Un an après En sortant de l’école, consa­cré à l’œuvre de Jacques Prévert, Le Salsi­fis du Bengale reprend le même prin­cipe en se concen­trant sur la poésie de Robert Desnos. La produc­trice du programme a proposé aux étudiants d’une ving­taine d’écoles d’ani­ma­tion de choi­sir un poème de Desnos et d’en propo­ser une inter­pré­ta­tion en dessin animé. 

Treize projets ont été rete­nus et consti­tuent un vivier de créa­tions inédit. Douze ont été réali­sés par des jeunes femmes très promet­teuses, tandis que les textes sont dits alter­na­ti­ve­ment par Romane Bohrin­ger et Jacques Gamblin. 

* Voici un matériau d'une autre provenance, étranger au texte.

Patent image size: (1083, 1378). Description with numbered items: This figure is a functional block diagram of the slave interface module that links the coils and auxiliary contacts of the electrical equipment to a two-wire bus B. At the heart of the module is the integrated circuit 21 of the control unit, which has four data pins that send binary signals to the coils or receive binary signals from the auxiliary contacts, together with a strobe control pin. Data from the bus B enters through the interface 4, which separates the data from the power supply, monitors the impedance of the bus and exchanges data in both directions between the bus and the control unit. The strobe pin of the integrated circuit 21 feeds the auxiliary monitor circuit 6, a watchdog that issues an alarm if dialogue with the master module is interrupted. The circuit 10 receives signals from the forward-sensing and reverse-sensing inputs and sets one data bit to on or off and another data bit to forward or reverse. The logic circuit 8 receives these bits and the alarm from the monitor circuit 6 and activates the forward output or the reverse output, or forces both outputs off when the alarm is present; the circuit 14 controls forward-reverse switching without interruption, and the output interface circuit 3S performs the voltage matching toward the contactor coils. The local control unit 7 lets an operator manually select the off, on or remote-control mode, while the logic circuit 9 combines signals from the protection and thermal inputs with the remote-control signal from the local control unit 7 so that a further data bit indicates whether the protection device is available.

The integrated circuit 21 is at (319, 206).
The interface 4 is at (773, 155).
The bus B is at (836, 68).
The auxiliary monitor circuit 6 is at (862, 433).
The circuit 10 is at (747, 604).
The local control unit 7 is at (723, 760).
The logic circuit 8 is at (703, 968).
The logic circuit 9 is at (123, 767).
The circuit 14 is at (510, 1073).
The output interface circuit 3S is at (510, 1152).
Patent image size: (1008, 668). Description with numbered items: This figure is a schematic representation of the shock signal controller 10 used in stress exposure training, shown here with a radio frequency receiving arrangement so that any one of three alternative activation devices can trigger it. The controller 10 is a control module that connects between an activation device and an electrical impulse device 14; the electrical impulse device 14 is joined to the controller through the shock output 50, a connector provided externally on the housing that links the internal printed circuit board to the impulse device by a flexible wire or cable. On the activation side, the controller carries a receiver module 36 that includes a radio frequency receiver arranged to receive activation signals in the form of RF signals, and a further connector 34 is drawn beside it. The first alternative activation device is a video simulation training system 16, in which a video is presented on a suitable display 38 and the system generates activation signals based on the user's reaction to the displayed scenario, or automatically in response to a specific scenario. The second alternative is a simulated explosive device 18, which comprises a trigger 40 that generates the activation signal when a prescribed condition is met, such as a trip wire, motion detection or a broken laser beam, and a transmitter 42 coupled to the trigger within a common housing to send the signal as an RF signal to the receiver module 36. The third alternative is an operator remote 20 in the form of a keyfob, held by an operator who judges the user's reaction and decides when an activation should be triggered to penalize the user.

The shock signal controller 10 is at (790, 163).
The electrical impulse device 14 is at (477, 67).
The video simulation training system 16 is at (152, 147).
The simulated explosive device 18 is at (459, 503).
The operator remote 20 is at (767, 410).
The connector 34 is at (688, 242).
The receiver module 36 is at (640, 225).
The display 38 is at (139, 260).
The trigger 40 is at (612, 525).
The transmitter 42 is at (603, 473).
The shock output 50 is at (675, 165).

Évidem­ment, c’est ici la variété des inter­pré­ta­tions des écrits surréa­listes de Robert Desnos qui prime. Mais la multi­pli­cité des tech­niques utili­sées est aussi passion­nante, presque autant que la person­na­lité de chaque petit court-métrage. 

La créa­ti­vité est si foison­nante qu’il est diffi­cile d’en préfé­rer un à un autre. Le papier découpé très coloré des Quatre sans cou, le dessin géomé­trique d’Il était une feuille, l’hu­mour du Couplet de la rue Bagno­let, les univers oniriques magni­fiques de J’ai tant rêvé de toi, de Demi-rêve ou de Couchée se complètent autant qu’ils étonnent par leur beauté. 

Un conseil : se fami­lia­ri­ser avec Robert Desnos, en lisant les poèmes par exemple, avant d’al­ler voir ces films, qu’il faudrait vision­ner plusieurs fois pour les appré­cier à leur juste valeur.